As Chair of the Grey Highlands Seniors’ Advisory Committee, Ms. Silverton successfully engaged the Committee in advocating for the adoption of the Grey County Age-Friendly Community Action Plan by the Municipality of Grey Highlands. Now that the Action Plan has been adopted by the Municipality, Ms. Silverton is advocating, through various committees on which she serves, for the full implementation of the Plan – thereby increasing the chances that Grey Highlands will be an inclusive and cohesive community.
By virtue of the many groups on which she serves, Ms. Silverton identifies issues of interest to several organizations and thereby creates links between these organizations to achieve what is now commonly known as “multi-solving.” For instance, her liaison work that produced a 2021 multi-sponsored commemoration of the lynching in 1870 of Flesherton native William Luke by the Ku Klux Klan in Alabama for teaching Black children raised community awareness of the history of its own Black settlers and contributed to a better understanding of anti-racism."
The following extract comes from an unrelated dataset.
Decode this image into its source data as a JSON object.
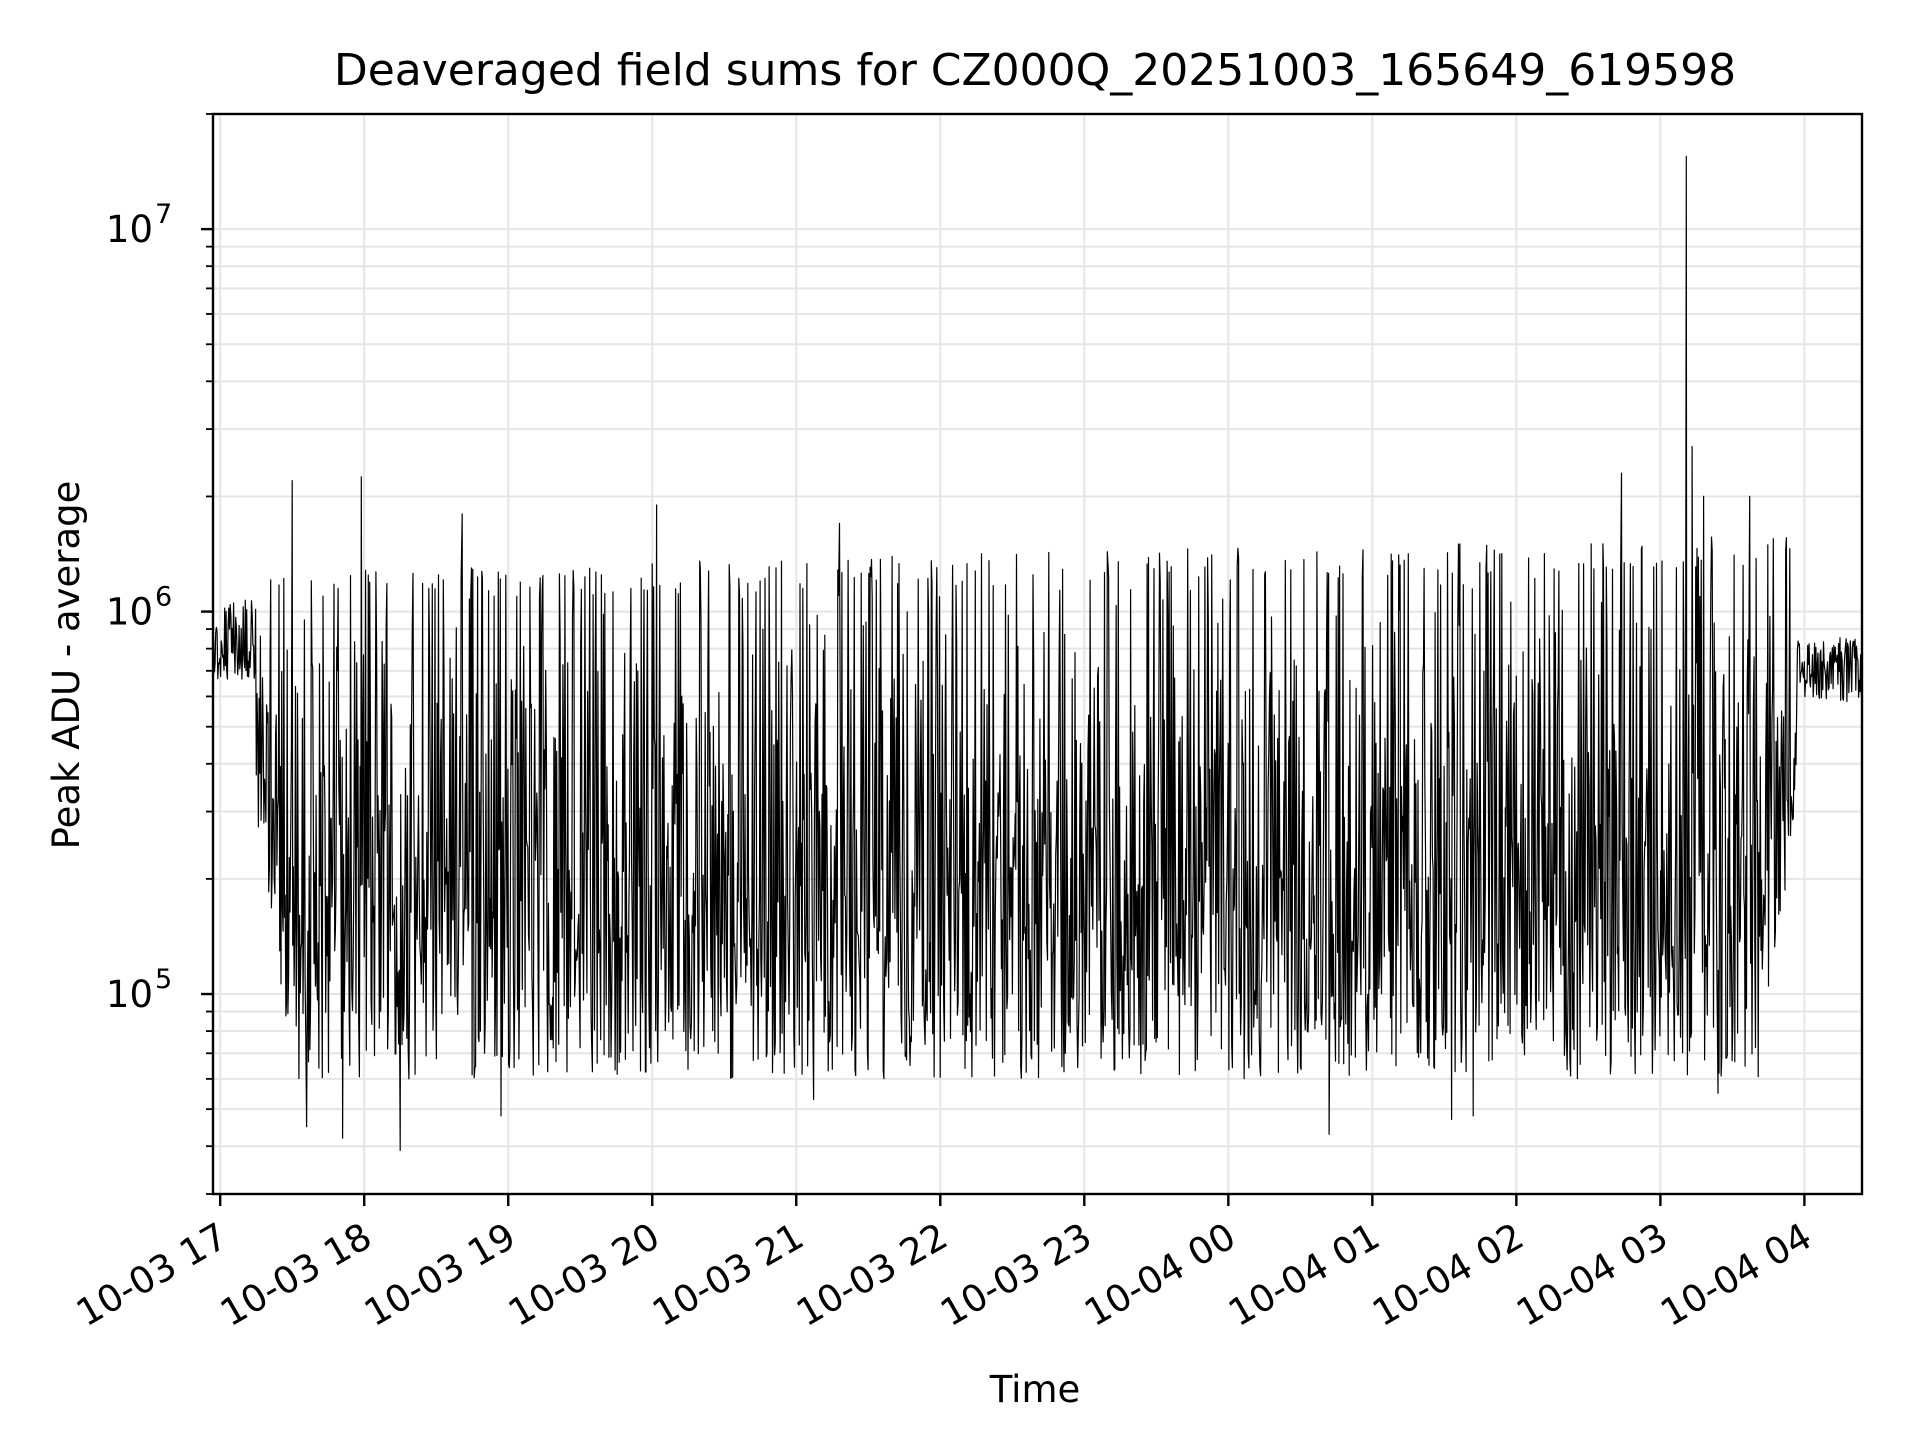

The YMCA Peace Medallion, created two decades ago by a small group of volunteers and staff at the YMCA of Fredericton, is a way to honour dedicated peace builders and to inspire others. Since 1987, some 2,000 individuals and groups across Canada have been recognized with YMCA Peace Medals during YMCA World
Peace Week.
Here at our Owen Sound YMCA, we have honoured 24 individuals and 13 groups from our community, who inspire us with their actions. A list of those recipients can be found on the YMCA website.